La conclusión de su estudio, que se parece tanto a los de Macías Picavea. Damián Isern, etcétera, con sus puntas de arbitrismo, parte de que «la nación española se encuentra hoy en plena caducidad», y afirma que «España no es una nación una, compuesta por un pueblo uniforme»; distingue en ella dos grupos: «el castellano y el vasco-aragonés o pirenaico». Ha predominado históricamente el primero; hay que ensayar otras posibilidades: destruir «el falso parlamentarismo», «la uniformidad y el autoritarismo centralizador», «y, por fin, destruir la preponderancia y el predominio exclusivo del grupo centro-meridional, compartiéndolos con el grupo pirenaico». «Sólo una armonía entre el espíritu generalizador castellano y el carácter analítico de las regiones que formaban la antigua confederación aragonesa puede dar la síntesis de una nueva organización del Estado que nos lleve a una vida politica y social diferente y nos eleve a los Ojos de las naciones cultivadas.»

Frente al catalanismo republicano, federalista, industrialista, urbano, va a aparecer el otro, tradicionalista, clerical, rural, antiliberal (y más aún, antisocialista), que va a intentar comprender Cataluña como identificada con una forma muy particular de catolicismo.
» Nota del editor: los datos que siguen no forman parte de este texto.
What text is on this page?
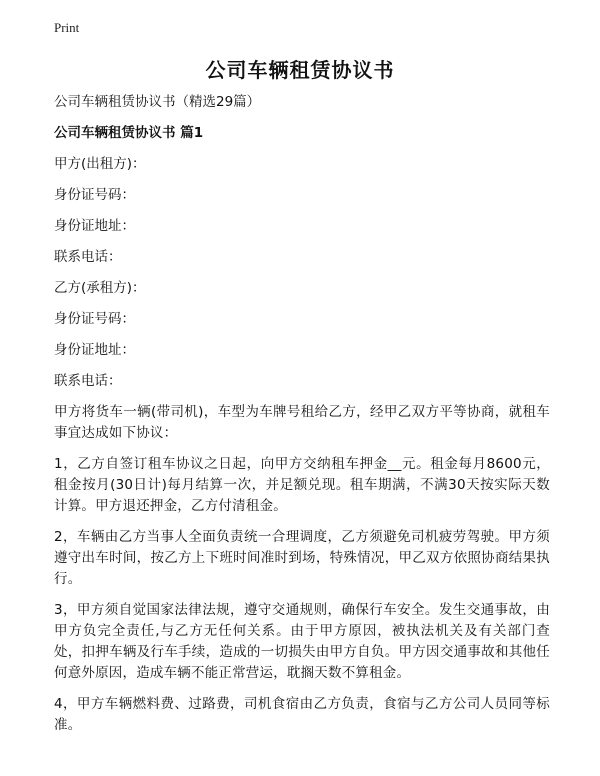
Print
公司车辆租赁协议书

公司车辆租赁协议书（精选29篇）

公司车辆租赁协议书 篇1

甲方(出租方)：

身份证号码：

身份证地址：

联系电话：

乙方(承租方)：

身份证号码：

身份证地址：

联系电话：

甲方将货车一辆(带司机)，车型为车牌号租给乙方，经甲乙双方平等协商，就租车事宜达成如下协议：

1，乙方自签订租车协议之日起，向甲方交纳租车押金__元。租金每月8600元，租金按月(30日计)每月结算一次，并足额兑现。租车期满，不满30天按实际天数计算。甲方退还押金，乙方付清租金。

2，车辆由乙方当事人全面负责统一合理调度，乙方须避免司机疲劳驾驶。甲方须遵守出车时间，按乙方上下班时间准时到场，特殊情况，甲乙双方依照协商结果执行。

3，甲方须自觉国家法律法规，遵守交通规则，确保行车安全。发生交通事故，由甲方负完全责任,与乙方无任何关系。由于甲方原因，被执法机关及有关部门查处，扣押车辆及行车手续，造成的一切损失由甲方自负。甲方因交通事故和其他任何意外原因，造成车辆不能正常营运，耽搁天数不算租金。

4，甲方车辆燃料费、过路费，司机食宿由乙方负责，食宿与乙方公司人员同等标准。
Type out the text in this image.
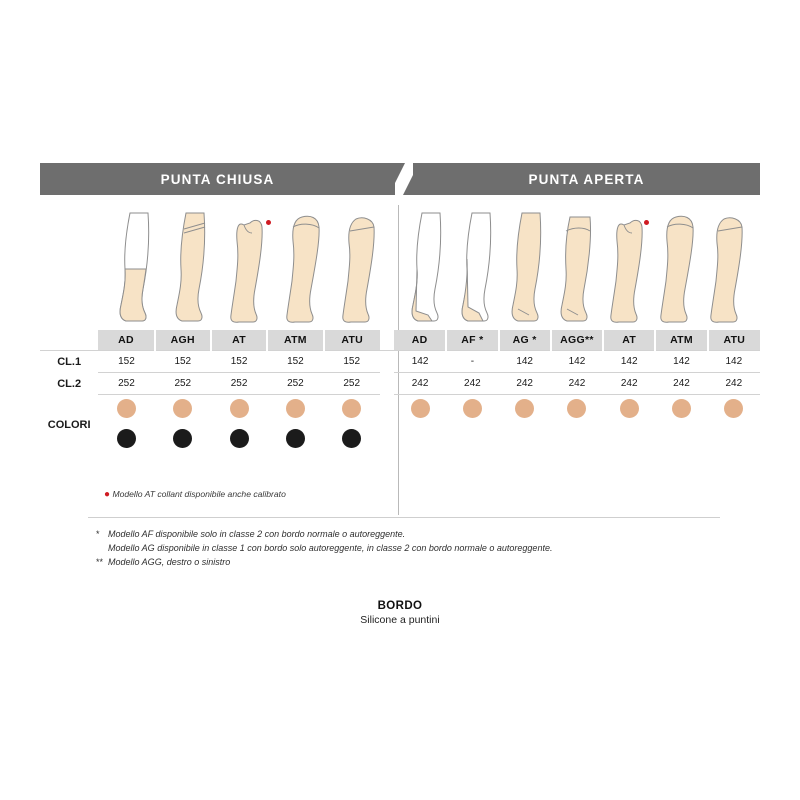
PUNTA CHIUSA	PUNTA APERTA
	AD	AGH	AT	ATM	ATU		AD	AF *	AG *	AGG**	AT	ATM	ATU
CL.1	152	152	152	152	152		142	-	142	142	142	142	142
CL.2	252	252	252	252	252		242	242	242	242	242	242	242
COLORI													

● Modello AT collant disponibile anche calibrato
* Modello AF disponibile solo in classe 2 con bordo normale o autoreggente.
Modello AG disponibile in classe 1 con bordo solo autoreggente, in classe 2 con bordo normale o autoreggente.
** Modello AGG, destro o sinistro
BORDO
Silicone a puntini
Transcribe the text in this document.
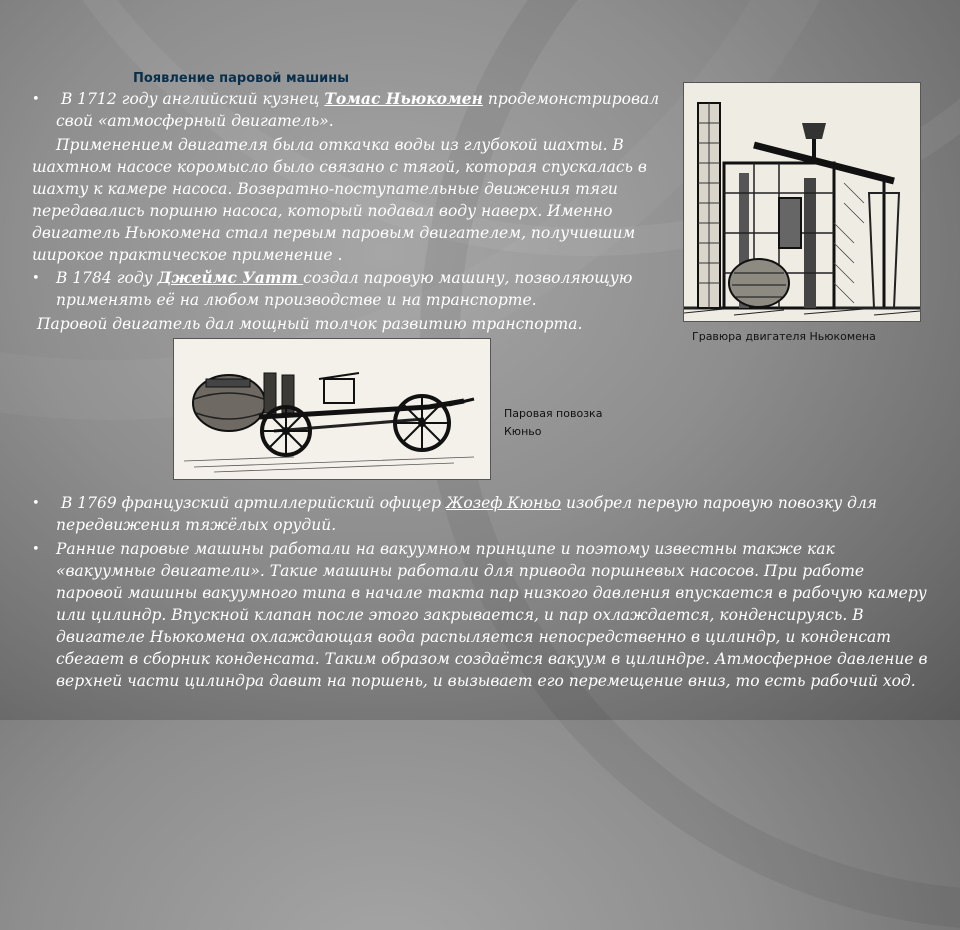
Появление паровой машины
•	В 1712 году английский кузнец Томас Ньюкомен продемонстрировал
свой «атмосферный двигатель».
Применением двигателя была откачка воды из глубокой шахты. В
шахтном насосе коромысло было связано с тягой, которая спускалась в
шахту к камере насоса. Возвратно-поступательные движения тяги
передавались поршню насоса, который подавал воду наверх. Именно
двигатель Ньюкомена стал первым паровым двигателем, получившим
широкое практическое применение .
• В 1784 году Джеймс Уатт создал паровую машину, позволяющую
применять её на любом производстве и на транспорте.
Паровой двигатель дал мощный толчок развитию транспорта.
Гравюра двигателя Ньюкомена
Паровая повозка
Кюньо
•	В 1769 французский артиллерийский офицер Жозеф Кюньо изобрел первую паровую повозку для
передвижения тяжёлых орудий.
• Ранние паровые машины работали на вакуумном принципе и поэтому известны также как
«вакуумные двигатели». Такие машины работали для привода поршневых насосов. При работе
паровой машины вакуумного типа в начале такта пар низкого давления впускается в рабочую камеру
или цилиндр. Впускной клапан после этого закрывается, и пар охлаждается, конденсируясь. В
двигателе Ньюкомена охлаждающая вода распыляется непосредственно в цилиндр, и конденсат
сбегает в сборник конденсата. Таким образом создаётся вакуум в цилиндре. Атмосферное давление в
верхней части цилиндра давит на поршень, и вызывает его перемещение вниз, то есть рабочий ход.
La figura más representativa de esta tendencia es el obispo Josep Torras y Bages, autor de La tradició catalana (1892), libro de muy profunda, aunque hoy haya desaparecido de la superficie pública. Torras y Bages (1846-1916) era de la generación de Almirall. Es el momento en que se inicia una nueva tendencia, que se esconde porque va en contra de las pretensiones de los grupos políticos actuales. pero de la cual se han nutrido éstos esencialmente. Actitud netamente medievalista, que mira con malos ojos la época moderna entera, y muy particularmente la época en que se vive, que sustituye, por la misma razón, la Cataluña real por una soñada o fingida, y se embarca en la recreación de una historia posible que nunca aconteció. Es el origen de la interpretación quejumbrosa de Cataluña, como una nación frustrada y perpetuamente oprimida por alguien. Sus conexiones con el carlismo son muy próximas (léase Paz en la guerra, de Unamuno, el libro más penetrante que conozco sobre el carlismo y sobre el País Vasco a un tiempo). De ahí es de donde nace el «nacionalismo» catalán, que hoy se nos sirve en una versión «izquierdista», a la moda del tiempo, que intenta olvidar sus orígenes.